Les pages oubliées 3° partie

Lundi 21 janvier 1991

18H

 

Je viens d’appeler « là-bas » et c’est bien sûr sa femme qui m’a répondu. D’avoir entendu sa voix pour la première fois me l’a rendue soudain plus humaine, moins étrangère. Elle n’est pas mon ennemie. Je n’arrive pas à lui en vouloir. Ce n’est pas elle qui retient Franck, c’est lui qui se retient tout seul. S’il le voulait vraiment, il pourrait me donner plus souvent de ses nouvelles. Bien sûr, je lui ai raccroché au nez, mais pendant deux secondes, j’ai presque eu envie de lui parler. Tu imagines la conversation : « Je suis Lancelot, il ne vous a jamais parlé de moi ? Je l’aime et il dit qu’il m’aime.
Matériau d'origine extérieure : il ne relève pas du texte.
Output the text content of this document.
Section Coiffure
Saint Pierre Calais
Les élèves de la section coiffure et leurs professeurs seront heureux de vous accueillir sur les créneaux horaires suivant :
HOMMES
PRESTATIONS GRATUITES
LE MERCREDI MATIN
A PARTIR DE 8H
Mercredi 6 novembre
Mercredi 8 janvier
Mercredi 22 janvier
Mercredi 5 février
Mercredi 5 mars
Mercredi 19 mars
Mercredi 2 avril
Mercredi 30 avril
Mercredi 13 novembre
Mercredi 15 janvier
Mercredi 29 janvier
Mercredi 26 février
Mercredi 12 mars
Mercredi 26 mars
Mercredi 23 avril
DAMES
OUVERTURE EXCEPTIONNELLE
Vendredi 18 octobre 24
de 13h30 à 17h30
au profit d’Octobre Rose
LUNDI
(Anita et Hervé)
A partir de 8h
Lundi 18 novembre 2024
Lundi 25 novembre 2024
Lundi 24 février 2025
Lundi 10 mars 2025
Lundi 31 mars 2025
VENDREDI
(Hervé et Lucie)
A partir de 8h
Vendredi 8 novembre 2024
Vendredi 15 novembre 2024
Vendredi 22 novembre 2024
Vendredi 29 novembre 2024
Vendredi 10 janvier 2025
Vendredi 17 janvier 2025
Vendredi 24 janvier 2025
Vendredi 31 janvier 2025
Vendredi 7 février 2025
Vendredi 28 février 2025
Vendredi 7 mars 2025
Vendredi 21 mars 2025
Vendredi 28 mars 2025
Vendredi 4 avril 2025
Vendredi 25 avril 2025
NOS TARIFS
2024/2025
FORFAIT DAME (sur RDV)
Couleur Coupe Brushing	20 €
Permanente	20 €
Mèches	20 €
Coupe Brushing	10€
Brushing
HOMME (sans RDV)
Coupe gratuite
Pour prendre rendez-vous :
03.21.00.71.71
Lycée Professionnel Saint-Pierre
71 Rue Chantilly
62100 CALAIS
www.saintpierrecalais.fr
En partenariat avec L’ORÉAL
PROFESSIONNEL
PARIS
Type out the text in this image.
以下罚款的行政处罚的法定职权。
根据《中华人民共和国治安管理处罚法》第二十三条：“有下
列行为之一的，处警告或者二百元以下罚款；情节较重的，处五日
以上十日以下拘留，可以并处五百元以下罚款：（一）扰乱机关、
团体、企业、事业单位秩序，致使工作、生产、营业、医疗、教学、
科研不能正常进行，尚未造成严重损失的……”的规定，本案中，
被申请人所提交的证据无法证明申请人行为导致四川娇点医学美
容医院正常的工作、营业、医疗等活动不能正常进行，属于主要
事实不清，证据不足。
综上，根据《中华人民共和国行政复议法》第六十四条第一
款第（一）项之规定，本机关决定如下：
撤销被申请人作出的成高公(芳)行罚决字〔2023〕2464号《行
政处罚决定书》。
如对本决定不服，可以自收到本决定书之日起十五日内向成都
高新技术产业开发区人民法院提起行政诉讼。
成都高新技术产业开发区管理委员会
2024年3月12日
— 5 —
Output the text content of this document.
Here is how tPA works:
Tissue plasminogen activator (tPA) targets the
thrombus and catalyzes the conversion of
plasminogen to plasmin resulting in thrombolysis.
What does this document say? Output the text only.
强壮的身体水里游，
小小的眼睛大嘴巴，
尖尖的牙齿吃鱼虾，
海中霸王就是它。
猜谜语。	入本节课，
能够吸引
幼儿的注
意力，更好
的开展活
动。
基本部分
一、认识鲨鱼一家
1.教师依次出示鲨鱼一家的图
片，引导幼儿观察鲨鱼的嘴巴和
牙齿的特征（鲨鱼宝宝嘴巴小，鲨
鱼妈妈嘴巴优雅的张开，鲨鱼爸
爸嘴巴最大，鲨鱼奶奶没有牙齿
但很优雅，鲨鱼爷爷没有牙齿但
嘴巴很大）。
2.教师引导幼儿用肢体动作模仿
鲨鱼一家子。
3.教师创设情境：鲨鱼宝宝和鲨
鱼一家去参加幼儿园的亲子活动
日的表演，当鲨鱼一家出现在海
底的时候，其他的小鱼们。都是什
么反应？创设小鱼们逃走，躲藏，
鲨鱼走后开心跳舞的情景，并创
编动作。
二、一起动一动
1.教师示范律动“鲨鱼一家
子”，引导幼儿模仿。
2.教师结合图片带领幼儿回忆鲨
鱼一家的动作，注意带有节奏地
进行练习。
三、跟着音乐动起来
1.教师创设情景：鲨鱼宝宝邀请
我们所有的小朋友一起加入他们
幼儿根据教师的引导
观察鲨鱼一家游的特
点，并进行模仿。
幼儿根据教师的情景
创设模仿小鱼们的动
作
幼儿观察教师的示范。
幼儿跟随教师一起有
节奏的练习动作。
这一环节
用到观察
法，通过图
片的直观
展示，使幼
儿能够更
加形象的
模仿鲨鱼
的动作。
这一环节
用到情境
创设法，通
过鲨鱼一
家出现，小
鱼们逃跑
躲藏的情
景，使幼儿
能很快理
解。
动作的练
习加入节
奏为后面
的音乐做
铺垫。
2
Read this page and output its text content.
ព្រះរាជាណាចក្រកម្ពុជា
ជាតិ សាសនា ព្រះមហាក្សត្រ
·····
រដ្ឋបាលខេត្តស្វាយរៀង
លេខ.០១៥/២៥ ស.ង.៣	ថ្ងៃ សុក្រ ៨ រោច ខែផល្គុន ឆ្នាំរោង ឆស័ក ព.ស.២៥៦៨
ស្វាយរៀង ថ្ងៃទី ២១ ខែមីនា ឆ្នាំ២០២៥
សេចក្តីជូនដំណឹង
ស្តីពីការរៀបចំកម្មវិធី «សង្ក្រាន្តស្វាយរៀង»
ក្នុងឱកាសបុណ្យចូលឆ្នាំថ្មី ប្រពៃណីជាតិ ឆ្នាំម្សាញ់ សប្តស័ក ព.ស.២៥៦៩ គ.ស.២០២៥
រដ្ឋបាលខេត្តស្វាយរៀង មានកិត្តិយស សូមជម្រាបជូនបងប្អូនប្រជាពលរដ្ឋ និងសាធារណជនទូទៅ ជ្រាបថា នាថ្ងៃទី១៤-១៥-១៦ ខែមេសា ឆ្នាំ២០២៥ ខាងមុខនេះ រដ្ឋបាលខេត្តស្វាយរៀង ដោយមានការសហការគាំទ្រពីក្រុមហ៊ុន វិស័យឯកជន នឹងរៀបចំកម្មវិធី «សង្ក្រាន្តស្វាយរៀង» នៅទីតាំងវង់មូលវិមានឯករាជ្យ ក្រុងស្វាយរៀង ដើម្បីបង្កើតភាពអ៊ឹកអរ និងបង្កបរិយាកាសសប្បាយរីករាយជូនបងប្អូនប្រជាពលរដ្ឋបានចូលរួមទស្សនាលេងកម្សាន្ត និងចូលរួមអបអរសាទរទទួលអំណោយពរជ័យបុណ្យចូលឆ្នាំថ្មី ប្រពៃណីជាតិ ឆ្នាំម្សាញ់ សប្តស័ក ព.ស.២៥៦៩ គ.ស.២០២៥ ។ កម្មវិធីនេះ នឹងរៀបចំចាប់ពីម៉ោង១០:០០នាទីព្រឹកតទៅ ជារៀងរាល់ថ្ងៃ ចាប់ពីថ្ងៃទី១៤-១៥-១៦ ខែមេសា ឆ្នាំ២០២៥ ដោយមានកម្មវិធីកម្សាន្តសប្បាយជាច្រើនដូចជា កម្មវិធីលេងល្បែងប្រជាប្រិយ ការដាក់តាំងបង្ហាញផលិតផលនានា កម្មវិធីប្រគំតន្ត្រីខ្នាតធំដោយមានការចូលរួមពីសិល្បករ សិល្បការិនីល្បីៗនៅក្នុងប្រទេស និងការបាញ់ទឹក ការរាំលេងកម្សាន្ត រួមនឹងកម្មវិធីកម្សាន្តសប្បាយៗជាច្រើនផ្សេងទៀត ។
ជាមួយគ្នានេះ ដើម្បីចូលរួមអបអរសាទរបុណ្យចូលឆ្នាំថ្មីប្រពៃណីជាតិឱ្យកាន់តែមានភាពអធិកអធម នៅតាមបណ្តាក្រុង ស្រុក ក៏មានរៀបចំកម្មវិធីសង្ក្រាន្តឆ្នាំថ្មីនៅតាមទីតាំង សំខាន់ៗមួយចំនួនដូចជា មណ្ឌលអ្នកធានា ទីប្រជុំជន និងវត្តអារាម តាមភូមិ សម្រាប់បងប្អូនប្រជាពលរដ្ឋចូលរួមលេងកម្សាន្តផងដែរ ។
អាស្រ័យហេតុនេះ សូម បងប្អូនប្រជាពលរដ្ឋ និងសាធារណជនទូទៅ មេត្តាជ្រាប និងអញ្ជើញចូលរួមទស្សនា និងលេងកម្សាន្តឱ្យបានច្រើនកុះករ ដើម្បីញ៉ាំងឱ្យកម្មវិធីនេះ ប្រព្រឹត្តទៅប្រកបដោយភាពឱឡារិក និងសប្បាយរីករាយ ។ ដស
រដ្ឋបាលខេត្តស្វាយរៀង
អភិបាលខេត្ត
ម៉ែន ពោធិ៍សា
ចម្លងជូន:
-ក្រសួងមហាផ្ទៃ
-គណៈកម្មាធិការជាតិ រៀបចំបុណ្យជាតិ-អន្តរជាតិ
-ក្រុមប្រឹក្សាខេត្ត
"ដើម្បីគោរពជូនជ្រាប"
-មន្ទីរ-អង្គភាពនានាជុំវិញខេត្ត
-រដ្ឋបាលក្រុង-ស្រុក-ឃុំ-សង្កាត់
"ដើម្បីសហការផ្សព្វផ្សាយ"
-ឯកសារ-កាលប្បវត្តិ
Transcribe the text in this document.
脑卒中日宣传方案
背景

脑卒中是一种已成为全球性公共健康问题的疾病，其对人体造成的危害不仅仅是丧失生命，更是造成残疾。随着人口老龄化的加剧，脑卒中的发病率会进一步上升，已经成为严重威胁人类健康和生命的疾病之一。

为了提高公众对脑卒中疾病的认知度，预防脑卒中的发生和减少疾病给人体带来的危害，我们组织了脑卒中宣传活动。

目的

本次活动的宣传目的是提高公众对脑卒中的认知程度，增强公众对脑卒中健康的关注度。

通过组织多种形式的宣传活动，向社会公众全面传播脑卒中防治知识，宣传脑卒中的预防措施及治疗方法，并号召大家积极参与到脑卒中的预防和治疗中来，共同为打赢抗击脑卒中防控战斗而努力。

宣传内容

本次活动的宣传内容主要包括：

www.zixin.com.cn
Ca vous choque ? Ce n’est pas si grave, vous savez…. Moins grave pour vous que pour moi, en tout cas. Vous, vous l’avez, et moi je n’ai rien du tout. Alors je ne vois pas où est la différence. Si ça vous gêne d’être mariée avec un homme qui aime les hommes, divorcez. Et si ça ne vous gêne pas,  alors ce n’est pas la peine d’en faire un potage. Je vous jure que je ne tiens pas à vous faire du mal. A la limite, je préfèrerais qu’on soit bons amis. Oui, évidemment, le problème c’est que ça vous fait un choc. Vous ne vous doutiez de rien. Vous n’êtes pas très futée, soit dit en passant. Mais moi non plus je ne suis pas futé. Si j’avais su, je n’aurais pas choisi n homme marié. Mais on m’a pas tellement laissé choisir, vous savez. Ca s’est présenté comme ça. On s’est fait avoir tous les deux. Franck reste avec vous, mais il n’est pas heureux. Et avec moi il l’est, mais il ne peut pas rester.

 

 

J’avais été remué par deux réflexions que des mecs m’avaient faites :

Marc : « il ne quittera jamais sa famille pour revenir vers toi »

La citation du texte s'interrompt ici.